Kinematics and Dynamics of the Pelvis in the Process of Submarining using PMHS Sled Tests 2012-22-0011
This study focused on a better understanding and characterization of the submarining phenomenon that occurs in frontal crashes when the lap belt slides over the anterior superior iliac spine. Submarining is the consequence of the pelvis kinematics relative to the lap belt, driven by the equilibrium of forces and moments applied to the pelvis. The study had two primary purposes; the first was to provide new PMHS data in submarining test configurations, the second was to investigate the Hybrid II and Hybrid III dummies biofidelity regarding submarining. Several Post Mortem Human Subject (PMHS) studies have been published on this subject. However, the lack of information about the occupant initial positioning and the use of car seats make it difficult to reconstruct these tests. Furthermore, the two dummies are rarely compared to PMHS in submarining test configurations.
A fifteen frontal sled test campaign was carried out on two Anthropomorphic Test Devices (ATDs) and nine PMHS. The test environment was designed to be reproducible. It consisted of a rigid seat, a 2-points shoulder belt and a 2-points lap belt instrumented to record their 3D forces at anchorage. The subjects were instrumented with angular sensors at the sacrum, T1 and T12 levels to record their initial angles. Kinematics was measured at these three levels by means of three accelerometers and angular velocity sensors. A PMHS positioning procedure was developed to ensure repeatability. A pre-test was performed on each subject to characterize its lumbar spine static behavior. All the subjects were CT-scanned from head to toe prior to the test. The campaign was divided into three test configurations leading to different surrogates' interaction with the environment and different kinematics. This resulted in a wider range of behaviors for the dummies evaluation. The deceleration pulse, initial lap belt angle, lap belt slack, seat pan angle and footrest position varied. The Hybrid II and Hybrid III dummies and three PMHS were tested in each configuration.

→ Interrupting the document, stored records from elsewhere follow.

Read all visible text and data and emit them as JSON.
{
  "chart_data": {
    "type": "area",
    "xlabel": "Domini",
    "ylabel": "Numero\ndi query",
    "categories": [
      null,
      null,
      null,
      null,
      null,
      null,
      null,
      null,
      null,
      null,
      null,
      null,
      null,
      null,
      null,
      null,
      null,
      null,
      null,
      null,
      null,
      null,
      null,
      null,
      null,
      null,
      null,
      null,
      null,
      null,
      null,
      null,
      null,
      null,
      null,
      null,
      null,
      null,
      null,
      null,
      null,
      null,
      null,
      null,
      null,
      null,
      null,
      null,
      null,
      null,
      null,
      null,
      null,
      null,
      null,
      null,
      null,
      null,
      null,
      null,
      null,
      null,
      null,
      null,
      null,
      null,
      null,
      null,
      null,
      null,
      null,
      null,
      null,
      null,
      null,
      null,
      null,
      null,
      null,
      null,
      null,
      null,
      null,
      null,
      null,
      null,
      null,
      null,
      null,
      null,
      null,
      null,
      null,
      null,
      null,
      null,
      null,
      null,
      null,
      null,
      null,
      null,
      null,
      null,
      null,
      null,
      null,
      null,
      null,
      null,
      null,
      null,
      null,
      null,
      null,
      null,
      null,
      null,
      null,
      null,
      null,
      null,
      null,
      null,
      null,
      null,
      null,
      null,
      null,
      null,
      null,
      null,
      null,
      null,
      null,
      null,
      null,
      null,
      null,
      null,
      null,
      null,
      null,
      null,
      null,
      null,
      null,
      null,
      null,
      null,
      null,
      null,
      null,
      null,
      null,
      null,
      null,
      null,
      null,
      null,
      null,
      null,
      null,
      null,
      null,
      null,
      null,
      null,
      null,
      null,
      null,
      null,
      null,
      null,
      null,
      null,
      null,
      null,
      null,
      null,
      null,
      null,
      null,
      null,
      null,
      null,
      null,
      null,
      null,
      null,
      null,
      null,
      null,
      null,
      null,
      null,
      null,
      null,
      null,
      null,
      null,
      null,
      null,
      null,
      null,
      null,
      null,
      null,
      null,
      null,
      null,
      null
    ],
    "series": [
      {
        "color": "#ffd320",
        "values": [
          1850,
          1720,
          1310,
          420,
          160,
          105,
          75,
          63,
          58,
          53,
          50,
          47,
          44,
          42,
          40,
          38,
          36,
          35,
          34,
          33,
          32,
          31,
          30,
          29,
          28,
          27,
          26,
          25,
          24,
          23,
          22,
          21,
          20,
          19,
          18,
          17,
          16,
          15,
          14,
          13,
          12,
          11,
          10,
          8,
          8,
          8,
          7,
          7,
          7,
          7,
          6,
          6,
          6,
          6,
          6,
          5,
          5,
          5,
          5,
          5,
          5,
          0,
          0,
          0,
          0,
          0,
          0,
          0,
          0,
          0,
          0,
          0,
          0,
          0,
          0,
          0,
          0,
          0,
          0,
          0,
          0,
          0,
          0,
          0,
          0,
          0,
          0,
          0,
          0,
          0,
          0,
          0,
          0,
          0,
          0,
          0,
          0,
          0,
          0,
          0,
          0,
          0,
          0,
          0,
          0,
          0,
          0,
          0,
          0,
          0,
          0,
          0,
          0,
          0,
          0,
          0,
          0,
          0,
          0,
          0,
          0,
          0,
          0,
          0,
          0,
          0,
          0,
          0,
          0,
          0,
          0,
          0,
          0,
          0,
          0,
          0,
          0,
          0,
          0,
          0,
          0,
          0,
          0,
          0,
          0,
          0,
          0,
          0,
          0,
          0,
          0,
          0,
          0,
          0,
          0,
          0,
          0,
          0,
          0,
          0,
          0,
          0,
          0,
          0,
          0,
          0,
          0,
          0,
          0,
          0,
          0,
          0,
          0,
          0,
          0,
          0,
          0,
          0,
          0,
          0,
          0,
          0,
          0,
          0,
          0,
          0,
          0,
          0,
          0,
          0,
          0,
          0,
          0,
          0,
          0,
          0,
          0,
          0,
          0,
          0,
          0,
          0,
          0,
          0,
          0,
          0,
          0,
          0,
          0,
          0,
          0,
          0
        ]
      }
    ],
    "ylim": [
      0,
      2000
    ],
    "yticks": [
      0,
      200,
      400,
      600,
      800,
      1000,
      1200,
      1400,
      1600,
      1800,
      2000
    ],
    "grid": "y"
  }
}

Forces and kinematics time history corridors based on the PMHS responses are provided for each configuration. The dummies' responses are evaluated against these targets. For the first configuration (40 km/h), the peak lap belt tension for both sides was between 3,000 N and 6,385 N for the three PMHS while it was around 4,700 N and 6,200 N in average for Hybrid II and Hybrid III respectively. The maximum pelvic rotation ranged from 41° to 80° for the PMHS and reached approximately 45° for the two dummies. For the other two configurations (50 km/h), the peak lap belt tension varied from 3,660 N to 7,180 N for the PMHS and was between 5,400 N and 6,100 N for Hybrid II and between 7,145 N and 7,900 N for Hybrid III. The maximum pelvic rotation ranged from 43° to 73° for the PMHS, while it reached approximately 54° and 46° for Hybrid II and Hybrid III respectively.